The Pioneers of Islamic Revival
- Author: Ali Rahnema
- Language: English
- Subject: Islamic revival
- Publisher: Zed Books
- Publication date: 1994 (1st ed), 2005 (2nd ed)
- Media type: Print
- Pages: 347 pp.
- ISBN: 978-1-85649-254-6

= The Pioneers of Islamic Revival =

1994 book edited by Ali Rahnema

The Pioneers of Islamic Revival is a 1994 book edited by Ali Rahnema in which the authors examine prominent figures in the modern Islamic political revival.

==Essays==
- Sayyid Jamal al-Din al-Afghani / Nikki R. Keddie
- Muhammad Abduh: pioneer of Islamic reform / Yvonne Haddad
- Khomeini's search for perfection: theory and reality / Baqer Moin
- Mawdudi and the Jama'at-i Islami: the origins, theory and practice of Islamic revivalism / Seyyed Vali Reza Nasr
- Hasan al-Banna (1906-1949) / David Commins
- Sayyid Qutb: the political vision / Charles R. H. Tripp
- Musa al-Sadr / Augustus Richard Norton
- Ali Shariati: teacher, preacher, rebel / Ali Rahnema
- Muhammad Baqer as-Sadr / Chibli Mallat

==Reception==
The book has been reviewed in Middle Eastern Studies, Review of Middle East Studies and International Socialism.
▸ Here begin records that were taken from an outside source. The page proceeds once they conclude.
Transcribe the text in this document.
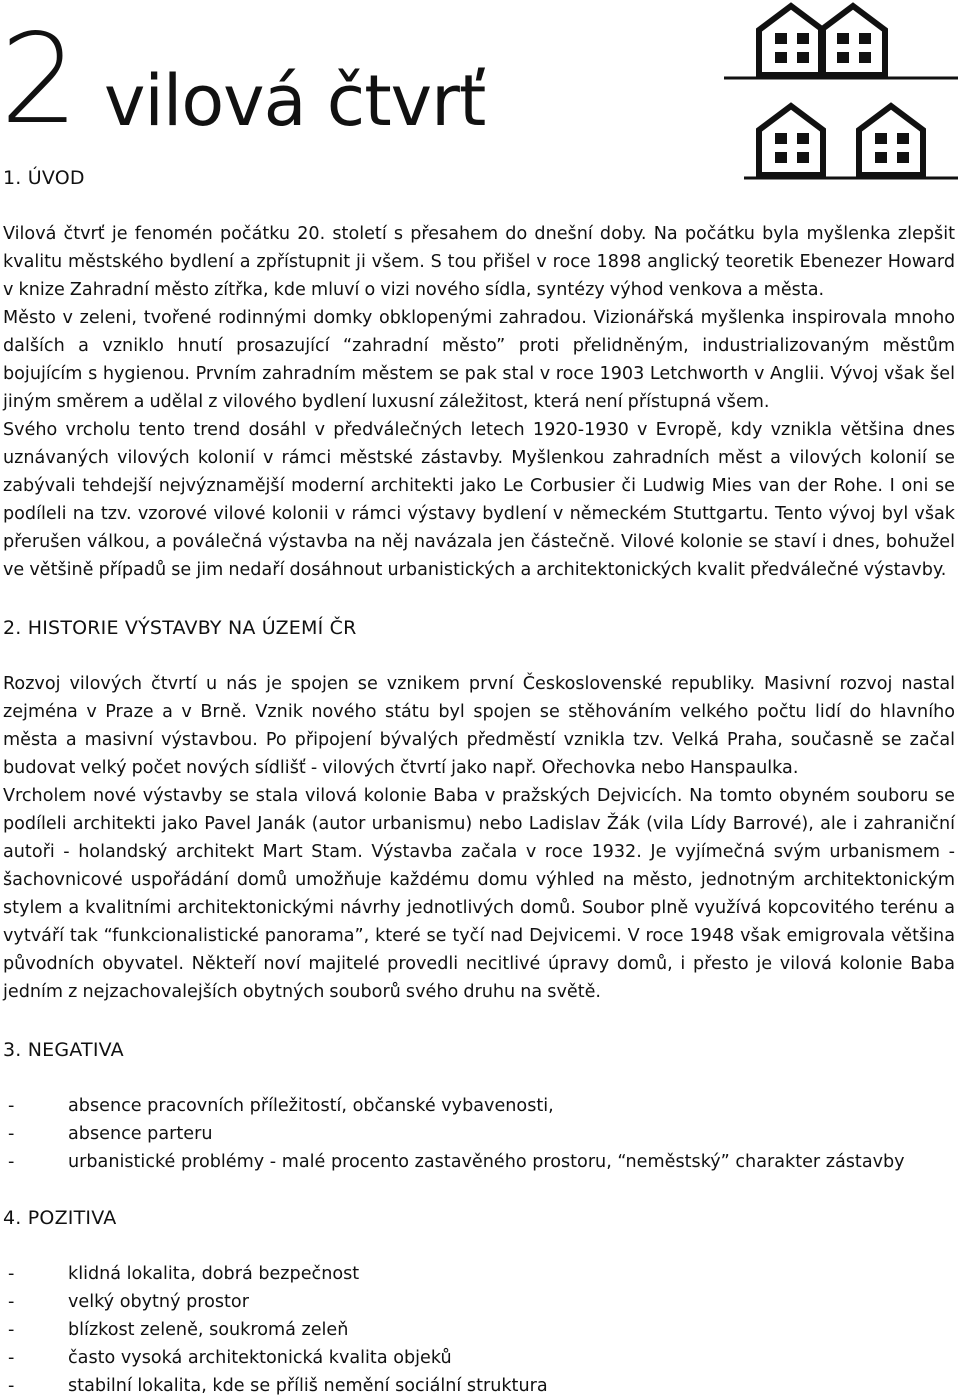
2 vilová čtvrť
1. ÚVOD

Vilová čtvrť je fenomén počátku 20. století s přesahem do dnešní doby. Na počátku byla myšlenka zlepšit kvalitu městského bydlení a zpřístupnit ji všem. S tou přišel v roce 1898 anglický teoretik Ebenezer Howard v knize Zahradní město zítřka, kde mluví o vizi nového sídla, syntézy výhod venkova a města.

Město v zeleni, tvořené rodinnými domky obklopenými zahradou. Vizionářská myšlenka inspirovala mnoho dalších a vzniklo hnutí prosazující “zahradní město” proti přelidněným, industrializovaným městům bojujícím s hygienou. Prvním zahradním městem se pak stal v roce 1903 Letchworth v Anglii. Vývoj však šel jiným směrem a udělal z vilového bydlení luxusní záležitost, která není přístupná všem.

Svého vrcholu tento trend dosáhl v předválečných letech 1920-1930 v Evropě, kdy vznikla většina dnes uznávaných vilových kolonií v rámci městské zástavby. Myšlenkou zahradních měst a vilových kolonií se zabývali tehdejší nejvýznamější moderní architekti jako Le Corbusier či Ludwig Mies van der Rohe. I oni se podíleli na tzv. vzorové vilové kolonii v rámci výstavy bydlení v německém Stuttgartu. Tento vývoj byl však přerušen válkou, a poválečná výstavba na něj navázala jen částečně. Vilové kolonie se staví i dnes, bohužel ve většině případů se jim nedaří dosáhnout urbanistických a architektonických kvalit předválečné výstavby.

2. HISTORIE VÝSTAVBY NA ÚZEMÍ ČR

Rozvoj vilových čtvrtí u nás je spojen se vznikem první Československé republiky. Masivní rozvoj nastal zejména v Praze a v Brně. Vznik nového státu byl spojen se stěhováním velkého počtu lidí do hlavního města a masivní výstavbou. Po připojení bývalých předměstí vznikla tzv. Velká Praha, současně se začal budovat velký počet nových sídlišť - vilových čtvrtí jako např. Ořechovka nebo Hanspaulka.

Vrcholem nové výstavby se stala vilová kolonie Baba v pražských Dejvicích. Na tomto obyném souboru se podíleli architekti jako Pavel Janák (autor urbanismu) nebo Ladislav Žák (vila Lídy Barrové), ale i zahraniční autoři - holandský architekt Mart Stam. Výstavba začala v roce 1932. Je vyjímečná svým urbanismem - šachovnicové uspořádání domů umožňuje každému domu výhled na město, jednotným architektonickým stylem a kvalitními architektonickými návrhy jednotlivých domů. Soubor plně využívá kopcovitého terénu a vytváří tak “funkcionalistické panorama”, které se tyčí nad Dejvicemi. V roce 1948 však emigrovala většina původních obyvatel. Někteří noví majitelé provedli necitlivé úpravy domů, i přesto je vilová kolonie Baba jedním z nejzachovalejších obytných souborů svého druhu na světě.

3. NEGATIVA
-	absence pracovních příležitostí, občanské vybavenosti,
-	absence parteru
-	urbanistické problémy - malé procento zastavěného prostoru, “neměstský” charakter zástavby
4. POZITIVA
-	klidná lokalita, dobrá bezpečnost
-	velký obytný prostor
-	blízkost zeleně, soukromá zeleň
-	často vysoká architektonická kvalita objeků
-	stabilní lokalita, kde se příliš nemění sociální struktura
Chris Harman believes that this book is welcome because many liberals who "lump all strands of political Islam (or ‘Islamism’) together", show a complete ignorance of "the history of political Islam and of the myriad of different organisations and beliefs that fall under that title today."

John Cooper calls the book "a judicious and well-conceived collection" which is useful for anyone "concerned with the politics of the modern Islamic world".